There are several reasons why evolutionary explanations of dominance are considered to be irrelevant or even wrong. One is that Fisher's original proposition is untenable and many seem to believe that this applies to any evolutionary explanation of dominance without realizing how different they can be. A second and related reason is, as first pointed out by Charlesworth, the strong inverse correlation between the deleteriousness of a mutant and its degree of dominance. Such a correlation cannot, and was not, predicted from Fisher's theory. If, however, evolution occurs as in Haldane's model and the population is finite, the situation changes. A third, very important reason, is that Kacser and Burns' metabolic theory has been widely accepted, and thus an evolutionary explanation of dominance had seemed unnecessary. Finally, Orr showed that in 'artificial' diploids of the normally haploid alga Chlamydomonas, wild types are about as often dominant as in diploid species. He claimed that this finding falsifies Fisher's theory. It, however, only shows that dominance can occur without evolution. Moreover, as discussed by Saved and Mayo, a similar observation has already been made in 1947 by D. Lewis.

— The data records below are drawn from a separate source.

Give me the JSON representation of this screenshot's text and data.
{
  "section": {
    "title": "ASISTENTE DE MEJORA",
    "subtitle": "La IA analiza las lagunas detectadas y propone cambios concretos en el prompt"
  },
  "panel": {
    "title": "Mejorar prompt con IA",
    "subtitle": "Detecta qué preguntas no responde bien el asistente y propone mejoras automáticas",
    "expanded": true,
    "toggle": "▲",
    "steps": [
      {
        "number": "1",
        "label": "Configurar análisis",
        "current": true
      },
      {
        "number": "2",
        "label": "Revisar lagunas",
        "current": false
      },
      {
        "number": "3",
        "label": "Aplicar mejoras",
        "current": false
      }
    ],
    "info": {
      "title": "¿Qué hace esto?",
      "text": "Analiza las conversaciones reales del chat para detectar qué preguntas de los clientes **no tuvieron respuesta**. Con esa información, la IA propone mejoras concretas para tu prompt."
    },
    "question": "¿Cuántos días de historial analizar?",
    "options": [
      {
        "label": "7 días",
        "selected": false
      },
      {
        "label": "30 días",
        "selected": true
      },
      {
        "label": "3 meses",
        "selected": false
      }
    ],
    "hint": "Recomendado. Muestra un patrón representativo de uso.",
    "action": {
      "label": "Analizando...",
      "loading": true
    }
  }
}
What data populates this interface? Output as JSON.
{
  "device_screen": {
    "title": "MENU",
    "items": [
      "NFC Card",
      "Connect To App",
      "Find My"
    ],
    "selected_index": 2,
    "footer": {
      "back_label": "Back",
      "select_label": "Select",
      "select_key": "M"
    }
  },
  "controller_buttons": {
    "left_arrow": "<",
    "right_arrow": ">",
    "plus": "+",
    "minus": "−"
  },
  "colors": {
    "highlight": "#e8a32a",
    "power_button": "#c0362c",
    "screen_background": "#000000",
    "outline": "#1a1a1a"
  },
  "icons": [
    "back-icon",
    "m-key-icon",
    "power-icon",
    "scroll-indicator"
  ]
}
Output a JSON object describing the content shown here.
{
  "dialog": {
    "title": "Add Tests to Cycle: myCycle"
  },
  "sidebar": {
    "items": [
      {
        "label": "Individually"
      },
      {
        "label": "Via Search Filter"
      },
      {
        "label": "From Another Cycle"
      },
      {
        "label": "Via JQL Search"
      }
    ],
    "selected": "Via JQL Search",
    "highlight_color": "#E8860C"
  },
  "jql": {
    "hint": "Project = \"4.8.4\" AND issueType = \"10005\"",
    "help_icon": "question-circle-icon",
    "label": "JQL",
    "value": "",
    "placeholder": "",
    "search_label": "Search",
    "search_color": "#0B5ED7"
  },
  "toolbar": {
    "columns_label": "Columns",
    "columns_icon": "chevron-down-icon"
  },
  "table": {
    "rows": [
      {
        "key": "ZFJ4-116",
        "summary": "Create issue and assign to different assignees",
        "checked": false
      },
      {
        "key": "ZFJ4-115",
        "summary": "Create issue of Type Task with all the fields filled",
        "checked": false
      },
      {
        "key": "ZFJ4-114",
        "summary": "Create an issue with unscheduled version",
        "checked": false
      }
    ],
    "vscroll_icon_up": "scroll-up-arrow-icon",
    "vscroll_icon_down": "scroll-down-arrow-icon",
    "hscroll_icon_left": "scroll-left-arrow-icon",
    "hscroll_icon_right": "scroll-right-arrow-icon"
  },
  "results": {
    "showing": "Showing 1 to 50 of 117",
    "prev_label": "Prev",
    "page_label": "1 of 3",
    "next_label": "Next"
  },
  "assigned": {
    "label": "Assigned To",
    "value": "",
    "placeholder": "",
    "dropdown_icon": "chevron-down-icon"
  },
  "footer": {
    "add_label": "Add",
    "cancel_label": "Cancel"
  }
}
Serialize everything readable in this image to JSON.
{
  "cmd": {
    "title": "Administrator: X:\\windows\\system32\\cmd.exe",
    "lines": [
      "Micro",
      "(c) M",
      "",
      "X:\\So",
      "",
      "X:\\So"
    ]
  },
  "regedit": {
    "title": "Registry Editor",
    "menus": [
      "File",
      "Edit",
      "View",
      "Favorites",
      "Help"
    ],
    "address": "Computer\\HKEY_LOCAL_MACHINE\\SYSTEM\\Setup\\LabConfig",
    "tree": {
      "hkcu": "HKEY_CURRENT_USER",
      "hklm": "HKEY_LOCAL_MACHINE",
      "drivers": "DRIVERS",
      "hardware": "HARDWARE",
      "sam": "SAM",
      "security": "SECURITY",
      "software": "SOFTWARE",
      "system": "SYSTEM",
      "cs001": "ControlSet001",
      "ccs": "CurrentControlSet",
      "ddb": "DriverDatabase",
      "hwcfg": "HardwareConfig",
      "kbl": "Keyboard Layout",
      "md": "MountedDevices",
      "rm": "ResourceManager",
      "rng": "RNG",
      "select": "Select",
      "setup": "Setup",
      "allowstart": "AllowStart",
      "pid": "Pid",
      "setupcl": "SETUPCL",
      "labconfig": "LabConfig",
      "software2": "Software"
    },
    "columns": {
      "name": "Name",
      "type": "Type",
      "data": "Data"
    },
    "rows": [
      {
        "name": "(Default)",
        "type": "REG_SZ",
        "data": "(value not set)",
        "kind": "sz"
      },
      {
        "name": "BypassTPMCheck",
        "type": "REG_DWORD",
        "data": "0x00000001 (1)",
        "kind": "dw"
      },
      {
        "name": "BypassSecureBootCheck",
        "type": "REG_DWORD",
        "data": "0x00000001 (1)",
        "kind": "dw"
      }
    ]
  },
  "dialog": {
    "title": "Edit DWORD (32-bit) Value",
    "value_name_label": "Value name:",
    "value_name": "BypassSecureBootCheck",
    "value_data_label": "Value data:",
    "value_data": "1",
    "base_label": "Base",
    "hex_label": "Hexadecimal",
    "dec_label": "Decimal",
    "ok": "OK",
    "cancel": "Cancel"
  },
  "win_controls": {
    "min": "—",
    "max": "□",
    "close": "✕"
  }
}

What is clear by now is that, even if the theory of Kacser and Burns is eventually replaced by a more general or different theory, molecular pathways can often generate dominance. Therefore, a priori, dominance does not necessarily require an evolutionary explanation. However, it should also be noted that molecular pathways can allow for dominance modification, and hence dominance evolution. Furthermore, and this must not be ignored, many instances of evolution of dominance have been demonstrated, noteworthily in well-understood ecological settings, and these require an evolutionary explanation.

We close this discussion by pointing out that evolution ofdominance, by whatever mechanism, is a special case of evolution of robustness, and modifier models are conceptually the simplest, and oldest, models to study it. More generally, epistatic interactions among loci can lead to the evolution of robustness and of genetic architecture, for instance, because new mutants can change the effects of current as well as future (mutant) alleles at other loci. In recent times, this has become an active field of research, and due to the complexity of the problems involved, is likely to remain so in the coming years.